Dans un moment qui s’est rapidement répandu sur les réseaux sociaux, Obama a fustigé l’adversaire de Barnes, le sénateur républicain Ron Johnson, qui brigue un troisième mandat. Il a cité les commentaires passés de Johnson comparant la gestion de la sécurité sociale à un « schéma de Ponzi » et a critiqué le vote de Johnson pour le Révision fiscale dirigée par le GOP en 2017.

« Certains d’entre vous ici sont sur la sécurité sociale. Certains de vos parents sont à la sécurité sociale. Certains de vos grands-parents sont à la sécurité sociale. Vous savez pourquoi ils ont la sécurité sociale ? » dit Obama. « Parce qu’ils ont travaillé pour ça. Ils ont travaillé dur pour cela. Ils ont les mains gercées pour cela.

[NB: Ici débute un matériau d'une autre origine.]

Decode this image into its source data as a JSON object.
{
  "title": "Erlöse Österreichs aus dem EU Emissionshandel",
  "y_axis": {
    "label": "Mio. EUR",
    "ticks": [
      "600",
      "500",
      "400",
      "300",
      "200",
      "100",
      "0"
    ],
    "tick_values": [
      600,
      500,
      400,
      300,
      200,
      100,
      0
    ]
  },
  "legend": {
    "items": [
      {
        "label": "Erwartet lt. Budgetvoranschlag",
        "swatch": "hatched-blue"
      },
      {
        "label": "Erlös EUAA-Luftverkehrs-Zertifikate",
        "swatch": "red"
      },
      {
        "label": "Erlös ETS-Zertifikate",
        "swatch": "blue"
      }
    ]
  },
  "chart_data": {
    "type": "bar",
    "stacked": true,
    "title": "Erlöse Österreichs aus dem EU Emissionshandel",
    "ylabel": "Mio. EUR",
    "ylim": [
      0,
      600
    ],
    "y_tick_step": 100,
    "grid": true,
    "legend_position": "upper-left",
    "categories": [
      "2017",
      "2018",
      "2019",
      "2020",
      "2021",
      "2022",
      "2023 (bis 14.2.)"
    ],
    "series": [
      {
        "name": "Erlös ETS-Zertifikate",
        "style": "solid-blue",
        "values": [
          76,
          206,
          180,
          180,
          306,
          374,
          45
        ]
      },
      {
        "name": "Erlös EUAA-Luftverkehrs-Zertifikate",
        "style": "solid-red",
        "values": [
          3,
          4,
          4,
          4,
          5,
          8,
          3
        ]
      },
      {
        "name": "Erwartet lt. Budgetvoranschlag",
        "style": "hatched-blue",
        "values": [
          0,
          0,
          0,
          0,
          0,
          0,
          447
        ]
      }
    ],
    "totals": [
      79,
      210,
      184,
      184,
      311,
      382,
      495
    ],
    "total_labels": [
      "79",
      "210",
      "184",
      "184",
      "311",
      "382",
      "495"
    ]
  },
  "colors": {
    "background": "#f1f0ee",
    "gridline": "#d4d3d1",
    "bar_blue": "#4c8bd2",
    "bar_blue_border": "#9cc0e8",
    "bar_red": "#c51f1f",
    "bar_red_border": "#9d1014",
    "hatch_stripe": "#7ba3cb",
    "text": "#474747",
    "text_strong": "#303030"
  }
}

Ils avaient de longues heures et des maux de dos et des problèmes de genoux pour obtenir cette sécurité sociale.

«Et si Ron Johnson ne comprend pas cela – s’il comprend mieux accorder des allégements fiscaux pour les avions privés qu’il ne comprend faire en sorte que les personnes âgées qui ont travaillé toute leur vie puissent prendre leur retraite dans la dignité et le respect – ce n’est pas lui qui pense à vous et vous connaît et vous voit, et il ne devrait pas être votre sénateur du Wisconsin », a déclaré l’ancien président.

Obama voyage à certains des champs de bataille à moyen terme les plus importants dans les jours précédant le Élections de mi-mandat du 8 novembre. En plus des escales dans le Michigan et le Wisconsin, Obama a également organisé un événement vendredi en Géorgie. Il se rendra au Nevada mardi, puis organisera plusieurs événements en Pennsylvanie aux côtés Président Joe Biden Samedi.

Les cinq États présentent des courses de gouverneurs très disputées, et tous sauf le Michigan ont également des concours au Sénat qui joueront un rôle dans la détermination du parti qui contrôle la chambre également divisée.

Obama prend la parole lors d'un rassemblement à Milwaukee le 29 octobre 2022 pour soutenir le gouverneur du Wisconsin Tony Evers, à gauche, et le candidat démocrate au Sénat Mandela Barnes.

L’ancien président a dépeint samedi le GOP moderne comme peu sérieux et intransigeant, décrivant le parti – à quelques exceptions près – comme redevable à l’ancien Le président Donald Trumpcaprices.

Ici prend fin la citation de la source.